Je me souviens du vent qui soufflait et qui traversait les murs de bois de notre maison. Il faisait froid et le feu lui-même avait du mal à résister à la tempête.
Aujourd'hui, il pleut et le vent souffle aussi mais c'est à peine si je vois la flamme de ma bougie vaciller sur sa mèche. J'ai froid au bout des doigts - comme d'habitude - mais mon corps et mon esprit sont bien au chaud.

Dans mon village, loin du monastère, les nuits de tempête semaient de véritables terreurs parmi les paysans. Il y avait des peurs de foudre, d'apocalypse ou tout simplement de mourir sous les murs écroulés de sa maison. Il fallait aussi que les récoltes soient rentrées et que les bêtes soient solidement attachées.
Q
uand tout était rangé et qu'il n'y avait plus rien à faire à part prier ou penser à autre chose, les habitants du village se réunissaient dans la grande auberge. Placée sur la route de Saint-Jacques, elle accueillait, selon les saisons, les pèlerins qui partaient vers le Sud ou les marchands qui rejoignaient les grandes foires du Nord. C'était le seul bâtiment construit en pierre sur les ordres du seigneur Rodrigue et le seul suffisamment grand pour accueillir, quatre ou cinq fois par an, l'ensemble du village pour les plaids ou les grandes perceptions.
Une fois à l'intérieur des murs, le feu ne tremblait presque plus et le danger semblait plus loin. Les hommes, faute de prier, s'asseyaient pour boire ; les femmes se regroupaient pour parler ou chanter tout en continuant leurs ouvrages ; les enfants s'installaient sur le sol ou couraient entre les tables jusqu'à ce que le sommeil les emporte entre deux coups de tonnerre.

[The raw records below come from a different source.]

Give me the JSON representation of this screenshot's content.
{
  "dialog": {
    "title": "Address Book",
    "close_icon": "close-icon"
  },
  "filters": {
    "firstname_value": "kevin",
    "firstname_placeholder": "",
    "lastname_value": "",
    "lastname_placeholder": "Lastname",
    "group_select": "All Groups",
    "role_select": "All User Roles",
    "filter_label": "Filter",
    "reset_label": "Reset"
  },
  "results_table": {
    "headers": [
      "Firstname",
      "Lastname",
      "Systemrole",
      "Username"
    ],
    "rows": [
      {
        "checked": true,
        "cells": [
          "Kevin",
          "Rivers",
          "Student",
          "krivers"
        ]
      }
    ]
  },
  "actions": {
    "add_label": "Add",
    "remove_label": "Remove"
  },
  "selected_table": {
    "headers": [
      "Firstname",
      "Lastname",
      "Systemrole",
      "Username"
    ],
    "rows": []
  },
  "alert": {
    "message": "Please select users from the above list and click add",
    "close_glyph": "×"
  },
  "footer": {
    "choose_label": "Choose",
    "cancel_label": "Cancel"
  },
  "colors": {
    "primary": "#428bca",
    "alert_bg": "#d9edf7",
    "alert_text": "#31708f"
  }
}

Un soir comme celui-là, mon père m'avait envoyer abriter les sarments de vigne séchés mais je n'étais pas rentré à la maison. J'étais monté au sommet de la butte aux merles pour observer, du plus haut point possible, les malheurs qui nous arrivaient du ciel.
La pluie tombait des nuages, les éclairs aussi. Le vent venait du ciel. Les nuages crachaient sur nos têtes mais je ne voyais pas qui nous soufflait dessus. Les éclairs illuminaient la nuit jusqu'aux limites de l'horizon. Je voyais que le ciel était aussi fermé au-dessus de moi que la forêt qui était au-dessous. Et la pluie tombait entre les deux.
Un tonnerre passé, j'entendis la voix de mon père qui grimpait à ma rencontre et me hurlait de le rejoindre. Nous étions tous les deux complètement trempés. Le vent m'aida à descendre jusqu'au bas de la butte et mon père m'entraîna de force jusqu'à l'auberge.
Une fois à l'intérieur, nous commençâmes par nous sécher près de la grande cheminée. Mon père disparut ensuite parmi les tables et je me retrouvai seul devant le crépitement des flammes.
Je cherchai alors à retrouver mes frères parmi la foule des villageois lorsque je m'aperçus que, ce soir-là, tous les enfants s'étaient regroupés au même endroit, assis autour d'un homme, assez jeune, qui parlait en faisant de grands gestes.
Il portait des habits de voyageur. Ses bagages étaient posés derrière lui. Mais ce n'était pas un pèlerin ni un commerçant. C'était... un raconteur d'histoires et un musicien. Un trouvère. Un de ceux qui s'arrêtaient dans les châteaux ou sur les places des grandes villes pour demander quelques deniers en échange de leurs amusements. Sans doute avait-il été surpris par la tempête pour arriver dans ce village où les pièces ne sortaient presque jamais des bourses. Je n'avais encore jamais vu quelqu'un de pareil.
Un moine instruit comme je le suis ne saurait aujourd'hui prêter l'oreille aux balivernes que raconterait un tel personnage mais le petit garçon, lui, a tout entendu.

 

Ses gestes étaient ceux de la terre et du soleil, des nuages qui passent et de la pluie qui tombe. Il écartait les bras pour signifier le ciel puis il plaçait la lune et les étoiles. Il les faisait bouger comme des êtres vivants et il nous racontait leurs aventures. Son visage exprimait tour à tour la joie, la peine, la colère, la tendresse et tout semblait se déplacer autour de lui. Il ne s'agissait pas des mystères de la création divine mais de simples histoires sur le soleil, la terre, la lune, les nuages qui se parlaient et se répondaient entre eux.
Me serait-il permis aujourd'hui de raconter de telles histoires même à des enfants ? Je n'en suis pas sûr mais je sais en revanche qu'il ne convient pas de les écrire dans la langue des Évangiles.
Néanmoins, dans ce moment de tempête et de solitude, il y a une de ces histoires dont je veux laisser une trace, même anonyme, au dos d'un parchemin qu'on ne lira probablement pas de sitôt... Que Dieu seul me voit et me pardonne de l'usage profane que je vais faire de son écriture.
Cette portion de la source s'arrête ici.